Sn. Tahsin Ertuğruloğlu’nun söz konusu sözleşme tahtında Devletimizin bütçesinden herhangi bir meblağ çıkmayacağı iddialarına itibar etmek mümkün değildir.

Şöyle ki; Sn. Tahsin Ertuğruloğlu, TC Büyükelçiliği’ne yazdığı yazı tahtında mezkur 11,250.000 ABD Doların (On Bir Milyon İki Yüz Elli Bin Amerikan Doları) TC Büyükelçiliği tarafından ödenmesini talep etmiş, ancak bu talep, TC Büyükelçiliği tarafından bu hizmetlerin ücretsiz yapılabileceği gerekçesi ile reddedilmiştir.

Sn.

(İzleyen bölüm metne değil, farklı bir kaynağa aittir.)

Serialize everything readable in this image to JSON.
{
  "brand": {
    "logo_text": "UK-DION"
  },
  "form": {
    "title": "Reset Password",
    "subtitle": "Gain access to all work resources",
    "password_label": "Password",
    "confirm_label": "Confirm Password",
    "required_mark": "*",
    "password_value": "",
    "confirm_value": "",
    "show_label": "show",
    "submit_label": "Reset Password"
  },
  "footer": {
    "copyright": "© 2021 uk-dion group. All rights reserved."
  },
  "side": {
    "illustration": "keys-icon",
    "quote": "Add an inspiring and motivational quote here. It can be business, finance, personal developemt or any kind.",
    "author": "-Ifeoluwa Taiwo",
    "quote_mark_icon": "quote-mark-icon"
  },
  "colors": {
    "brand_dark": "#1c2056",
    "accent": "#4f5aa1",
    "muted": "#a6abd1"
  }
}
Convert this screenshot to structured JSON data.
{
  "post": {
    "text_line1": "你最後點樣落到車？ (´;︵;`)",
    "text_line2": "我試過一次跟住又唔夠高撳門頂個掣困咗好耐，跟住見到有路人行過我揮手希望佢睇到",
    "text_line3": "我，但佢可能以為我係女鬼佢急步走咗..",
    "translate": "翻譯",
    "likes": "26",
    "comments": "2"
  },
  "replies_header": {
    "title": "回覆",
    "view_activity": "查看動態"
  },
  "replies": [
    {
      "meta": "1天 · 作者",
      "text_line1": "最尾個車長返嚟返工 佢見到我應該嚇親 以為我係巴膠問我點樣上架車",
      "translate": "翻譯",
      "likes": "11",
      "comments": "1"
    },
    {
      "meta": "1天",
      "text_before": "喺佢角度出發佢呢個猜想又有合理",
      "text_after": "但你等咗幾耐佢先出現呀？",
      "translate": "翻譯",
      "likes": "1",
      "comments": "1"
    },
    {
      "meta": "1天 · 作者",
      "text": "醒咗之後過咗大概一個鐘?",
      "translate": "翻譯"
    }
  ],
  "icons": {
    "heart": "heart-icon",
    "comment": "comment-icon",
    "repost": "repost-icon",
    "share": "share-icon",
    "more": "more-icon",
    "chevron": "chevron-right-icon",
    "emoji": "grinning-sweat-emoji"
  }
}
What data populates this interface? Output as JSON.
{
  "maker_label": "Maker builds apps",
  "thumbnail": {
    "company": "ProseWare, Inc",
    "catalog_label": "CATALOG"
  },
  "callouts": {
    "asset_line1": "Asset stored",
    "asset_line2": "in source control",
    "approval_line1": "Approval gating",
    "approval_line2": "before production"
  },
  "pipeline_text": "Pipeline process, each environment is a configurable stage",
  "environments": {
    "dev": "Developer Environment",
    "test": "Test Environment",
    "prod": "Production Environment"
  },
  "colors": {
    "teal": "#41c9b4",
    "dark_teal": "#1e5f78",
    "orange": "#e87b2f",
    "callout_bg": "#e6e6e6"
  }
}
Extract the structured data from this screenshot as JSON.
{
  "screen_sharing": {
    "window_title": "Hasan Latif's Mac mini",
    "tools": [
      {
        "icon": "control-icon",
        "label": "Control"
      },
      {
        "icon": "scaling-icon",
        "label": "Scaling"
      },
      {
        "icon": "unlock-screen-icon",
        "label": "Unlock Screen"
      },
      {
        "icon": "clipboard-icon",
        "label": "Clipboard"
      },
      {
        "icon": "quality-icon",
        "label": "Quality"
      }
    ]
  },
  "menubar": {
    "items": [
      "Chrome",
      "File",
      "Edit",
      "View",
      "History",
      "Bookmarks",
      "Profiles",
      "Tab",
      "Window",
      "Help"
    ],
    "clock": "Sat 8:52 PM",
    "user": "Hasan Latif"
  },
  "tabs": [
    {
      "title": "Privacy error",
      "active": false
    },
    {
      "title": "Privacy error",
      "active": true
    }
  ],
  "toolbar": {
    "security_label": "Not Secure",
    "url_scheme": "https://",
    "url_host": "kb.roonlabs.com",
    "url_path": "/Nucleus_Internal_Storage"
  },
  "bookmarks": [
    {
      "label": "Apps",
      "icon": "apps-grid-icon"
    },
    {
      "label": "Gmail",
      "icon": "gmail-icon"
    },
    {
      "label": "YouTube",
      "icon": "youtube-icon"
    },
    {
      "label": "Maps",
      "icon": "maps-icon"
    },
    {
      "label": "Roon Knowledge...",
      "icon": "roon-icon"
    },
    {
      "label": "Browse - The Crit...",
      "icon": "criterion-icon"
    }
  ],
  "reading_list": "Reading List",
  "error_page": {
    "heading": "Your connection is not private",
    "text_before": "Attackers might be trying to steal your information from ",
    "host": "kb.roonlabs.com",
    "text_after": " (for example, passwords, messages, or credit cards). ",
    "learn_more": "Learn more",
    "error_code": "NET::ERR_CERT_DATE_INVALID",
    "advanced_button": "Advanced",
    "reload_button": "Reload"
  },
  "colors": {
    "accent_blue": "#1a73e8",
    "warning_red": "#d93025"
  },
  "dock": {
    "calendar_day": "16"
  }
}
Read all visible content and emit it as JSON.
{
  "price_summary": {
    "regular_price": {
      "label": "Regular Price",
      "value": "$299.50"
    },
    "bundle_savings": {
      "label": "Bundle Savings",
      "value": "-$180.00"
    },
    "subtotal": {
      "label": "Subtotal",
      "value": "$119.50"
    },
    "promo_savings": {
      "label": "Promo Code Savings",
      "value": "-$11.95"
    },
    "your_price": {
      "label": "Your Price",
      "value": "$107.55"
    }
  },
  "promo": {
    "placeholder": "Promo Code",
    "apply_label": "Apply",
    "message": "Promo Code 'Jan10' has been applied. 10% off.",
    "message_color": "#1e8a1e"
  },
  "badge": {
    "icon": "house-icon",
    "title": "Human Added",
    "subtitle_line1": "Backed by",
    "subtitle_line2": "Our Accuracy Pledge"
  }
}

Tahsin Ertuğruloğlu’nun TC Büyükelçiliği’ne yazdığı bu yazı, mezkur 11,250.000 ABD Dolarının (On Bir Milyon İki Yüz Elli Bin Amerikan Doları) ödenmesinin T&T’nin yükümlülüğünde olmadığını bildiğini göstermektedir. Keza, Sn. Tahsin Ertuğruloğlu, sözleşmenin bu meblağın T&T tarafından ödenmesine cevaz verdiğine gerçekten inansaydı, başka mercilerden bu meblağın ödenmesini talep etmeyecekti. Gerek Sn. Tahsin Ertuğruloğlu, gerek ise T&T şirketi, bugüne kadar ödenen meblağların şerh düşerek ödendiğini belirtmiştir. Bundan da anlaşılacağı üzere, taraflar arasında 11,250.000 ABD Doların (On Bir Milyon İki Yüz Elli Bin Amerikan Doları) kimin tarafından ödeneceğine dair ihtilaf mevcuttur. Tarafların ödeme ile ilgili irade beyanlarının birbirlerine uygun olmadığı açıkça görülmektedir.

Hizmet alımına ilişkin ödemenin kimin tarafından yapılacağı ile ilgili şartın sözleşmenin içerisinde yer alması gerekirdi. Daha önce de belirttiğim üzere, sözleşmede böyle bir şart veya koşul bulunmamaktadır. Bu husus, çok ciddi bir eksikliktir ve ciddi bir idari ihmal teşkil etmektedir. Bu nedenle hiçbir yasal dayanağı olmayan KKTC Ulaştırma Bakanlığı’nın kararının geri alınması veya iptal edilmesi ve yargı yolunun ivedilikle açılması gerekmektedir. Ulaştırma Bakanlığı’nın söz konusu kararına tabi şirketlerin Devletimiz aleyhine herhangi bir yasal işlem başlatmaları ve davalarında başarılı olmaları halinde, Devletimiz ve keza İyi İdare Yasası tahtında Sayın Tahsin Ertuğruloğlu doğabilecek zararı ödemek zorunda kalabilirler.”